El conquistador europeo produjo en Suramérica un tipo de arte que apuntaló su proyecto de dominación; al tiempo que destruyó las expresiones artísticas propias de los pueblos originarios que sometieron y de las naciones africanas que esclavizaron. El invasor asumió que solo ellos, que creían pertenecer a una raza superior, eran capaces de producir y apreciar el arte. Los pueblos vencidos, por ser considerados inferiores, carecían de facultades creativas y de sensibilidad para percibir el arte.

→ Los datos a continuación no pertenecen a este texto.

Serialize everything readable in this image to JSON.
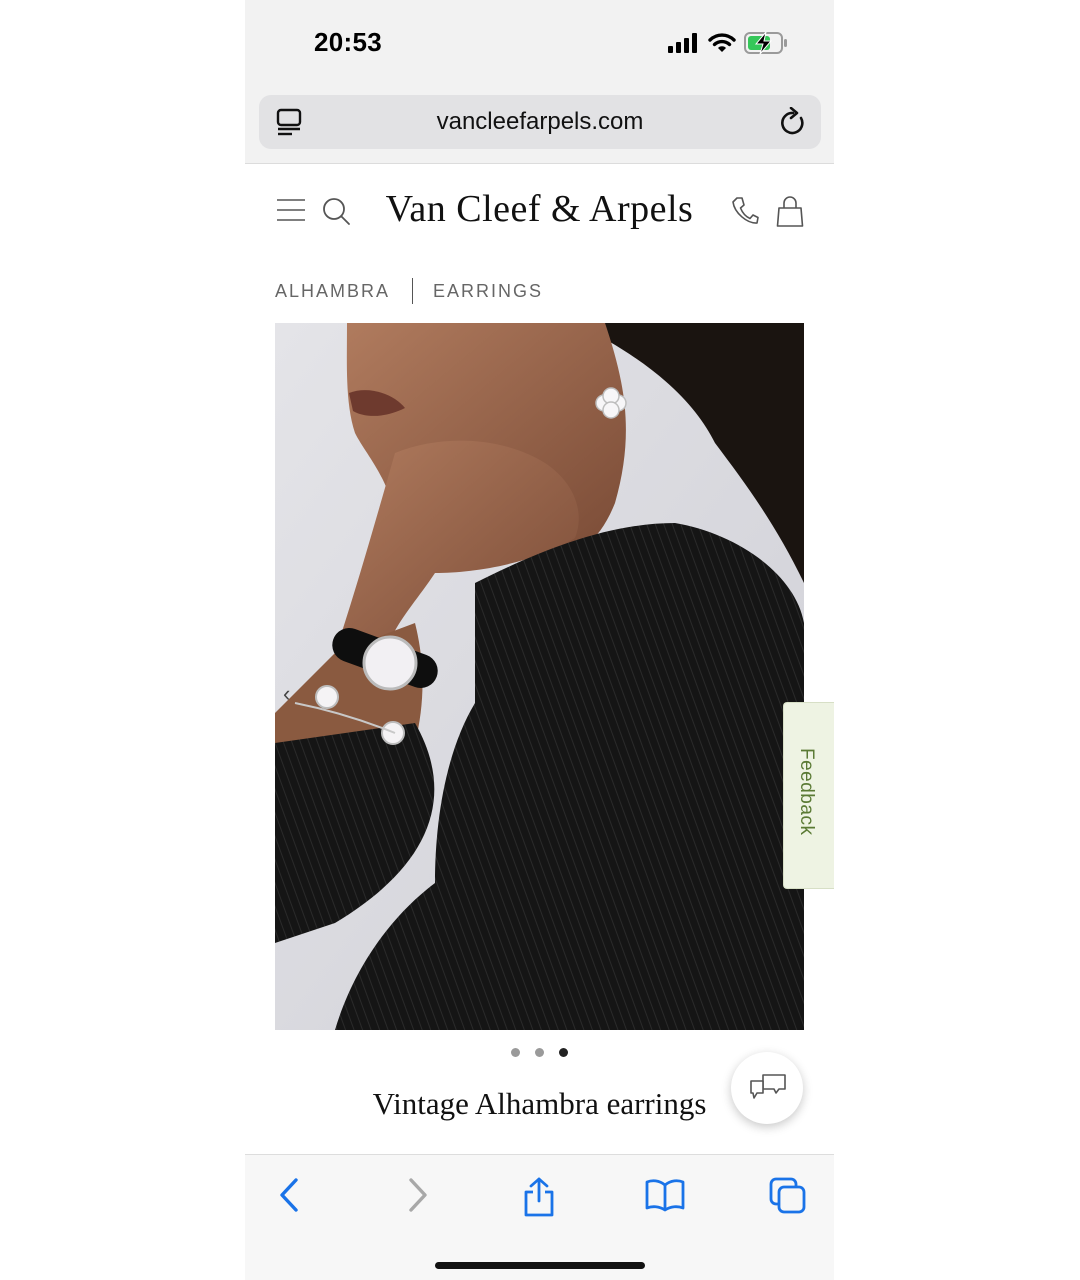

A lo largo de la historia se asumió que el arte debía ajustarse a los modelos instituidos en Europa y Estados Unidos. Es menospreciada cualquier expresión plástica o artística que pretenda ser autóctona, que se plantee “expresar la esencia de nuestro drama en sus múltiples aspectos real y humano”. Se instituye, en consecuencia, la copia y el remedo. Lo que da prestigio es lo que se asemeja a lo que producen las naciones “civilizadas”. Se da, así, un proceso de colonización cultural; de acoso y negación de nuestra identidad latinoamericana. Nos convertimos en semicolonias culturales: los artistas en embajadores de poderosas naciones, las academias en sucursales de movimientos artísticos foráneos, los centros de enseñanza en agentes de transculturización, los críticos en culturicidas, y los museos en alcabalas que se avergüenzan de lo nuestro, especialmente de aquello que es creación genuina del pueblo.

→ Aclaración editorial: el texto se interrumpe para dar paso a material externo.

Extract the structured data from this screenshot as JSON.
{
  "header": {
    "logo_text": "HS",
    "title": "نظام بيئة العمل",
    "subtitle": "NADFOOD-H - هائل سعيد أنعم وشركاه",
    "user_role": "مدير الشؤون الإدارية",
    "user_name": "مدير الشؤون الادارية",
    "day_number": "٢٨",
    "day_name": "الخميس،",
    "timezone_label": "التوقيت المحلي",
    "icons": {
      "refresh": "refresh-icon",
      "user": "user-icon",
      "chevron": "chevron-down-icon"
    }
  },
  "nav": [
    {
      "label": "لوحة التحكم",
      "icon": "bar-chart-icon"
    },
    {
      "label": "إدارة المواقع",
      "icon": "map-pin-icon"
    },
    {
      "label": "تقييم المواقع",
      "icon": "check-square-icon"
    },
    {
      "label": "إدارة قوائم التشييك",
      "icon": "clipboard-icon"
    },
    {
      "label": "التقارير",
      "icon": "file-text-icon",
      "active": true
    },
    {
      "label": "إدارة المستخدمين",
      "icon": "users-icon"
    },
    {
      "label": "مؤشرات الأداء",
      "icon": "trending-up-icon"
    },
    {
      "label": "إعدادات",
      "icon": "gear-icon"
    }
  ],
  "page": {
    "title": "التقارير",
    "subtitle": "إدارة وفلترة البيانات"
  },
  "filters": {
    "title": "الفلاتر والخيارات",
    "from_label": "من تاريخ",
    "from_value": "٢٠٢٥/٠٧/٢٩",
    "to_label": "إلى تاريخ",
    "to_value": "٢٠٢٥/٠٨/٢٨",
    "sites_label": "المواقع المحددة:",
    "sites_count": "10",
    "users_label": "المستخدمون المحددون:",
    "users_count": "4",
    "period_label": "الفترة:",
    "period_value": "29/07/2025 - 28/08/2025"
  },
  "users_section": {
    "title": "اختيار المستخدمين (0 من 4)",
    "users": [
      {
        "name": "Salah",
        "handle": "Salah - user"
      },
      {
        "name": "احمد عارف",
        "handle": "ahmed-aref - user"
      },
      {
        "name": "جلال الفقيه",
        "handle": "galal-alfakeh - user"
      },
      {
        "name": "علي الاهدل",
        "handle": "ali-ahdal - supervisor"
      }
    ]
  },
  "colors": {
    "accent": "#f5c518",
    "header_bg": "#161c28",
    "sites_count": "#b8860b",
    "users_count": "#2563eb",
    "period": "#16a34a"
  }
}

De este modo, se fue imponiendo la noción de arte consagrada por las élites europeas y estadounidenses. Me refiero al arte como ornamento, como mercancía y como símbolo de poder económico. En efecto, para estos cenáculos el arte tiene como función adornar lujosas residencias y fastuosos despachos. Su valor es tasado por peritos; por consiguiente su posesión sirve para incrementar el patrimonio de sus dueños. Las exposiciones tienen como finalidad la promoción de colecciones privadas. De este modo el arte se afianza como símbolo de supremacía social. Es cosa de gente rica e ilustrada. Excluye al pueblo, que no es capaz de producirlo, apreciarlo o adquirirlo.

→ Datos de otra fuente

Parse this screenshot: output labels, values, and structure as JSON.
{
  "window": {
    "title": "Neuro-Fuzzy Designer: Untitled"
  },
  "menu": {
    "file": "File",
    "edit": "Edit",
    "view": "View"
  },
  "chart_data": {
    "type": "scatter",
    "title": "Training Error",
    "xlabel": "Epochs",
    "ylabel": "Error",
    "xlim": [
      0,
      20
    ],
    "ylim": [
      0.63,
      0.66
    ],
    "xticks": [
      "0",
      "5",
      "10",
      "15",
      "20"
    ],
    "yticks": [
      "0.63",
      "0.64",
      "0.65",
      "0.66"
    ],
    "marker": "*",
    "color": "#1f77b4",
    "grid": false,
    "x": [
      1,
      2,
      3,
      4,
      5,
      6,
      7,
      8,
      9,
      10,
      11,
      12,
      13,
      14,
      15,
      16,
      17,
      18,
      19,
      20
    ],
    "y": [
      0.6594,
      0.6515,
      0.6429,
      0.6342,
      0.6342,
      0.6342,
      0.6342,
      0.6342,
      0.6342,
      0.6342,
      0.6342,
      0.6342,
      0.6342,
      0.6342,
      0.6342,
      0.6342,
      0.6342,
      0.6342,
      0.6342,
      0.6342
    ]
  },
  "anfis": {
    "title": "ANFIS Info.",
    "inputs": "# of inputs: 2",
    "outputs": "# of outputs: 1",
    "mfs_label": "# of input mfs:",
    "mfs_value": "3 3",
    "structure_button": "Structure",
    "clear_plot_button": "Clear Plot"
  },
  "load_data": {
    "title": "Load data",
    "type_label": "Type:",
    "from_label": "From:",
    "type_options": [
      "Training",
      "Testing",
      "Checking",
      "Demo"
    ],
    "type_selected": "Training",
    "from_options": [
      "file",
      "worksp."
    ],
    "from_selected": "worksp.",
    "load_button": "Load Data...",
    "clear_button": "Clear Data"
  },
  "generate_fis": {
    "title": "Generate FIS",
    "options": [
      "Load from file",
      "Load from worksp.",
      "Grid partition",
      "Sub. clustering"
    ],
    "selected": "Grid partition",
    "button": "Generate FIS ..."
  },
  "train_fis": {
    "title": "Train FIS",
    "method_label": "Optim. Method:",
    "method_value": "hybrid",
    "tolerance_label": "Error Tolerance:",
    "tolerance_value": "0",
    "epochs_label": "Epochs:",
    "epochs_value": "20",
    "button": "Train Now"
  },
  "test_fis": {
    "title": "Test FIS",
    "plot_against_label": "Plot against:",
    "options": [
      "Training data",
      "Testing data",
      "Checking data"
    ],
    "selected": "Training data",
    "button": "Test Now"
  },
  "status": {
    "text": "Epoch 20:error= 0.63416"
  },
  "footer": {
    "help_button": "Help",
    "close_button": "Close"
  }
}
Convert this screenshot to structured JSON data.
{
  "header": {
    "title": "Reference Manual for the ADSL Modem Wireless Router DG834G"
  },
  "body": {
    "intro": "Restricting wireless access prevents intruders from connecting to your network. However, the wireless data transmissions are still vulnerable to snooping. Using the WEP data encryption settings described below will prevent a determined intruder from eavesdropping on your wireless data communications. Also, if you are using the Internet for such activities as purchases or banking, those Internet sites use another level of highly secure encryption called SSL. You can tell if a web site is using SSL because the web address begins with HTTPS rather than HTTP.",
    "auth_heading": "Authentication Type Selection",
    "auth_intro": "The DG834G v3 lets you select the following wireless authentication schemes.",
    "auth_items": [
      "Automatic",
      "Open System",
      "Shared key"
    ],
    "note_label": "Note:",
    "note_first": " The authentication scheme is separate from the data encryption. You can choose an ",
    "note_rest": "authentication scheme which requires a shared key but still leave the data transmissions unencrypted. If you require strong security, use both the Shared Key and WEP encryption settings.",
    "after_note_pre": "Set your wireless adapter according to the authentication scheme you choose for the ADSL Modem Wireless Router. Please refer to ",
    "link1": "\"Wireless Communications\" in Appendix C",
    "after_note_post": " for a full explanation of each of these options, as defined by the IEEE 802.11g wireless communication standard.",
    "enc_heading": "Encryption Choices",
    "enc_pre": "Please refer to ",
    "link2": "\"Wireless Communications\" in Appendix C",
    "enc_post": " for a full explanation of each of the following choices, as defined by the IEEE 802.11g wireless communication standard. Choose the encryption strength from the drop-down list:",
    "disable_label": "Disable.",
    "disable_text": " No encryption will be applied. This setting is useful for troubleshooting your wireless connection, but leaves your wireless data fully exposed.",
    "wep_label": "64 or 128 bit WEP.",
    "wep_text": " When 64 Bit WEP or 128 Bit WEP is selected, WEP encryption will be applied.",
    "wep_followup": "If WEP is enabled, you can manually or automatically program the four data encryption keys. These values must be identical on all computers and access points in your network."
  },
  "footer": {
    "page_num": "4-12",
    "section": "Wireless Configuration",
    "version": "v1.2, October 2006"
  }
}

Mientras esto ocurre, un arte nuestro va brotando de la tierra nuestra. Emerge del corazón de nuestro pueblo. Es “arte que florece como pequeñas luciérnagas en la noche del infortunio, de la miseria y de la muerte” decía Pablo Neruda. Es arte de la angustia y la esperanza, de color y barro, de brasa y volcán. En palabras de Benjamín Carrión (1897-1979) es “la expresión plástica de una tierra múltiple y de los diversos tipos de hombre y mujeres que la habitan. Síntesis emocional, intelectual, pero sobre todo síntesis pictórica del pueblo que vive en este trópico. Allí están sus hombres y las mujeres, las flores y las montañas y los niños de esta tierra. Sus selvas misteriosas, su geografía de catástrofe. La naturaleza y la vida conjugadas”.
Por mucho tiempo sus creadores no tuvieron acceso a los museos ni a los salones. Estos “pintores del pueblo con pinceladas de sueño” fueron arrinconados en las sombras y despreciados por las camarillas culturales: la desnudez de un delirio se la pagaban con ron; cuando vivos no valían de bellas artes ni hablar. Si alguna vez eran tomados en cuenta se les calificaba de “naif, ingenuos o primitivos”, con lo cual se significaba que no eran propiamente artistas del nivel de los que habían pasado por las academias consagratorias.
Con la emergencia de las Revoluciones de Latinoamérica, África y Asia estos artistas comienzan a ocupar los espacios que le fueron negados y a gozar de la consideración que merecen. Hoy se congregan en la II Bienal del Sur, donde el arte es una trinchera para la valoración de la identidad, el afianzamiento del compromiso social, el cultivo de la sensibilidad y la lucha por la emancipación.
Ahora, cuando las fuerzas imperiales atacan despiadadamente nuestra cultura, estos creadores asumen el desafío de enfrentarlas y vencerlas. El lienzo se convierte en escenario de lucha, los pinceles en proyectiles, la escultura en barricada, en atalayas los museos. Es una guerra de guerrillas cultural. Una estrategia contrahegemónica que busca contrarrestar los efectos mortíferos de la imposición y el servilismo. Se plantea valorizar la magia de la vida y el verdadero sentido de la estética de los pueblos del Sur. Por eso esta bienal de artistas es en definitiva “una lección sobrehumana de resistencia a la desgracia y de creadora belleza convertida en esperanza”.